Understanding Full-text Indexing With Verity

This topic covers these issues:

Full Text Indexing of XML and HTML

The new full-text search option specific to HTML form templates and XML documents has been added to the Verity search engine. The XML filter supports indexing and viewing well-formed XML documents. Stellent Content Server uses the universal filter which includes the XML filter as a helper filter.

Tech Tip: If you are updating from a pre-6.0 release of the Stellent Content Server, you will need to rebuild the index.

style.xml File

By default, the XML filter indexes regions of the document delimited by XML tags as zones, with the zones given the same name as the XML tag. META tags are automatically indexed as fields unless they are in a suppressed region.

The style.xml file enables administrators to change the default behavior of the indexer for XML documents. Administrators can specify field and zone indexing for regions of the document delimited by XML tags and skip regions of the document delimited by XML tags.

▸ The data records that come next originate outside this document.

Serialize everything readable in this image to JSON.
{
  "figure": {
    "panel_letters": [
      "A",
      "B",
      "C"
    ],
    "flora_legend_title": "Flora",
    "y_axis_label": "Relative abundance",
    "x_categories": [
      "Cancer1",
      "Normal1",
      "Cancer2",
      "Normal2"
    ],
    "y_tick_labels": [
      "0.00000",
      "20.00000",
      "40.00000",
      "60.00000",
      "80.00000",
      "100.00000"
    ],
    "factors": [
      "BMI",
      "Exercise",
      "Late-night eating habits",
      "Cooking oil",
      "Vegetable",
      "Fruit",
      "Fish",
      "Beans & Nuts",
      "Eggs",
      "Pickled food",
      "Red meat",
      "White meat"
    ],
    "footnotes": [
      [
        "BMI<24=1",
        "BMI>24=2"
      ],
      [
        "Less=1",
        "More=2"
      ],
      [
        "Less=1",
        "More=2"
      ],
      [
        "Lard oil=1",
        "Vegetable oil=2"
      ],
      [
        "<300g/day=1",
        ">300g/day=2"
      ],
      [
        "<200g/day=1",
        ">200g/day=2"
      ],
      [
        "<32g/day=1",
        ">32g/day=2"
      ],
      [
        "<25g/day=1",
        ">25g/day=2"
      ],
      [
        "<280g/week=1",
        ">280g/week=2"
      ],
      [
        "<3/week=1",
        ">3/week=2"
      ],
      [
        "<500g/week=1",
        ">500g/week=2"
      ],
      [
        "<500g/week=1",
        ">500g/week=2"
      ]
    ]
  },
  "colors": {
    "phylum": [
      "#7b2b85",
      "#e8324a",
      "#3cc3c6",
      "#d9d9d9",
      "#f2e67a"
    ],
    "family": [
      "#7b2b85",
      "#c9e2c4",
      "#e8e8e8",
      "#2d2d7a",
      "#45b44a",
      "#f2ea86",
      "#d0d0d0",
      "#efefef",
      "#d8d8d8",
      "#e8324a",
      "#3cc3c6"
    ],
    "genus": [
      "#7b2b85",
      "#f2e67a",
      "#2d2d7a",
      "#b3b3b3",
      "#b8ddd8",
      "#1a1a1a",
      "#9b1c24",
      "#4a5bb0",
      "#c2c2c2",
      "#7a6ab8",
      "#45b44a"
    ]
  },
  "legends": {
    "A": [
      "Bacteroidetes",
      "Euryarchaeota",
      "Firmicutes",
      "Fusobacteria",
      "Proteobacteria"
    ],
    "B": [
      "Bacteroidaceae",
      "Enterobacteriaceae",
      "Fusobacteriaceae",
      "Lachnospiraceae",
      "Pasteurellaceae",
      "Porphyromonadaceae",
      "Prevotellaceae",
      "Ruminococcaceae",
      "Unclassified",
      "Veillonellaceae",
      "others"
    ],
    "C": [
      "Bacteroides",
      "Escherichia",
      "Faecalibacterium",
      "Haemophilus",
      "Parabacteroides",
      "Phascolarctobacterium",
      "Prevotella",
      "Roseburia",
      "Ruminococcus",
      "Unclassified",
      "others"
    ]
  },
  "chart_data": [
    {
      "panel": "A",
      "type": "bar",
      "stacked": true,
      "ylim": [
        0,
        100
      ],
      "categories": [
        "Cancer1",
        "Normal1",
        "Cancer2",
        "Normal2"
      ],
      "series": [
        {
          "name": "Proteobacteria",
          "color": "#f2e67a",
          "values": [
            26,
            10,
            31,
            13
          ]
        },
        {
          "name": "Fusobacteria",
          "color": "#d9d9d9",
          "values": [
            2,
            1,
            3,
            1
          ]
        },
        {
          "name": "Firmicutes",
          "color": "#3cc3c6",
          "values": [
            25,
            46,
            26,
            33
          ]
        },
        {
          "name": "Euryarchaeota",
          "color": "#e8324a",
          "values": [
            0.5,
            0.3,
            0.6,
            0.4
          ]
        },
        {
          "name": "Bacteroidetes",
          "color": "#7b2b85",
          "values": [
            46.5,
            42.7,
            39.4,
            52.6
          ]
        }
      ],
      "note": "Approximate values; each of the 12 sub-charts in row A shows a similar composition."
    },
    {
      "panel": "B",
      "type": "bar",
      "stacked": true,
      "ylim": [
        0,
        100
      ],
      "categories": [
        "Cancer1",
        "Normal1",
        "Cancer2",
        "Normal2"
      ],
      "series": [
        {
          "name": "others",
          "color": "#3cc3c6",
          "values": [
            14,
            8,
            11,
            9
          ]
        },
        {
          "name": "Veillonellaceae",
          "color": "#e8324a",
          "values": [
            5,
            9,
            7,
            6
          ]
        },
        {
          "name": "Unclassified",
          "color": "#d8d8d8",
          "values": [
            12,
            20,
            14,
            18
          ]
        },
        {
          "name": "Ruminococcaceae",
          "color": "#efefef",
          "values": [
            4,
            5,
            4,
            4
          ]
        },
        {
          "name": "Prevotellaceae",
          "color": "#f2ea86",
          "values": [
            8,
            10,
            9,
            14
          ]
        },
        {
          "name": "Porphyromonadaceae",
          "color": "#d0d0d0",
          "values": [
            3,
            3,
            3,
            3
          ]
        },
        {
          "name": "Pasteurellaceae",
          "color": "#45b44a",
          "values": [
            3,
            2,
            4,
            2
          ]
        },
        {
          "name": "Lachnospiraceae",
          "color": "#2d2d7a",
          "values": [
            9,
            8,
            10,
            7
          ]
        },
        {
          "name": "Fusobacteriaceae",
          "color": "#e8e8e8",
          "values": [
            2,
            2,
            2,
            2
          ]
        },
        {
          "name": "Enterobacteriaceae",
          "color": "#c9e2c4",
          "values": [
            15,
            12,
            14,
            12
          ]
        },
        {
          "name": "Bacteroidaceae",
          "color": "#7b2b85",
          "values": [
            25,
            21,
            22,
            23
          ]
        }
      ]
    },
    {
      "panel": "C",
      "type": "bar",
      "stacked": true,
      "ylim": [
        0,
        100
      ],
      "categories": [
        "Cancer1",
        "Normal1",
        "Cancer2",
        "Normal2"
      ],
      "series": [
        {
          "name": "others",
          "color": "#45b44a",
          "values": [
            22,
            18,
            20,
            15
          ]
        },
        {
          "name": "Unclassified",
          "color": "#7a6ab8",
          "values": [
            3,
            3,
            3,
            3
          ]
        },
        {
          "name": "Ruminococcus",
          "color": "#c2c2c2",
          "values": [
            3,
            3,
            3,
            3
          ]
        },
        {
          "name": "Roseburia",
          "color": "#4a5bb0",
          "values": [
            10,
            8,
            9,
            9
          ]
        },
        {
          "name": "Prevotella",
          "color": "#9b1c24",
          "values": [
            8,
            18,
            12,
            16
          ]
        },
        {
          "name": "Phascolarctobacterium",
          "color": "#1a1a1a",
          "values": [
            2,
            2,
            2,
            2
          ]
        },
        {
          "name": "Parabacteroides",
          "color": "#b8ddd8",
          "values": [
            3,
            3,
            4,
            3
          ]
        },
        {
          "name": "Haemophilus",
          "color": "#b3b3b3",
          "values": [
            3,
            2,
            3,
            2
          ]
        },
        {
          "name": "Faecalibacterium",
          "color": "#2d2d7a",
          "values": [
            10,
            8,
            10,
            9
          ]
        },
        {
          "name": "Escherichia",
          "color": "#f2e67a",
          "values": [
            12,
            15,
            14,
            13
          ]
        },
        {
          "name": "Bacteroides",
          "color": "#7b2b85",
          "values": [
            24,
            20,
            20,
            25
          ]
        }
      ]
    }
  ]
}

The sample style.xml contains code examples that are commented out.

style.xml Command Syntax

<command attribute="value"/>

style.xml Command Summary

field

Indexes the content between the pair of specified XML tags as field values. By default, the field name is the same as the xmltag value, unless otherwise specified by the fieldname attribute. Attributes: xmltag fieldname index

ignore

Skips indexing of xmltag but indexes the content between the pair of specified XML tags. Attributes: xmltag

preserve

Indexes specified xmltag as a zone if preceded by ignore xmltag="*". Attributes: xmltag

suppress

Suppresses every xmltag embedded within the specified xmltag. Attributes: xmltag

style.xml Command Examples

The following command ignores all XML tags in the document, indexing only the content:

<ignore xmltag = "*"/>

The following command skips indexing the specified xmltag but indexes the content between the start and end tags of the specified xmltag:

<ignore xmltag = "section_1"/>

The following command indexes xmltag as a zone if there is also an ignore xmltag ="*" command:

<preserve xmltag = "section_1">

The following command suppresses the entire element identified by xmltag. The tag, attribute, and content are not indexed:

<suppress xmltag = "section_1"/>

The following command indexes the content between the start and end tags of the specified xmltag as a field, which is given the same name as xmltag:

<field xmltag = "colum_1"/>

The following command indexes the content between the start and end tags of the specified xmltag as a field, which is given the name specified in the fieldname attribute:

<field xmltag = "column_2" fieldname = "vdk_field_2"/>

The following command indexes the content between the start and end tags of the specified xmltag as a field, overriding any existing value of the field:

<field xmltag = "column_2" index = "override"/>

Note: Both fieldname and index attributes can be used in a field command.

style.ufl File

If administrators have defined custom fields to be populated in the style.xml file, the fields must also be defined in the style.ufl file or style.sfl file, using standard syntax.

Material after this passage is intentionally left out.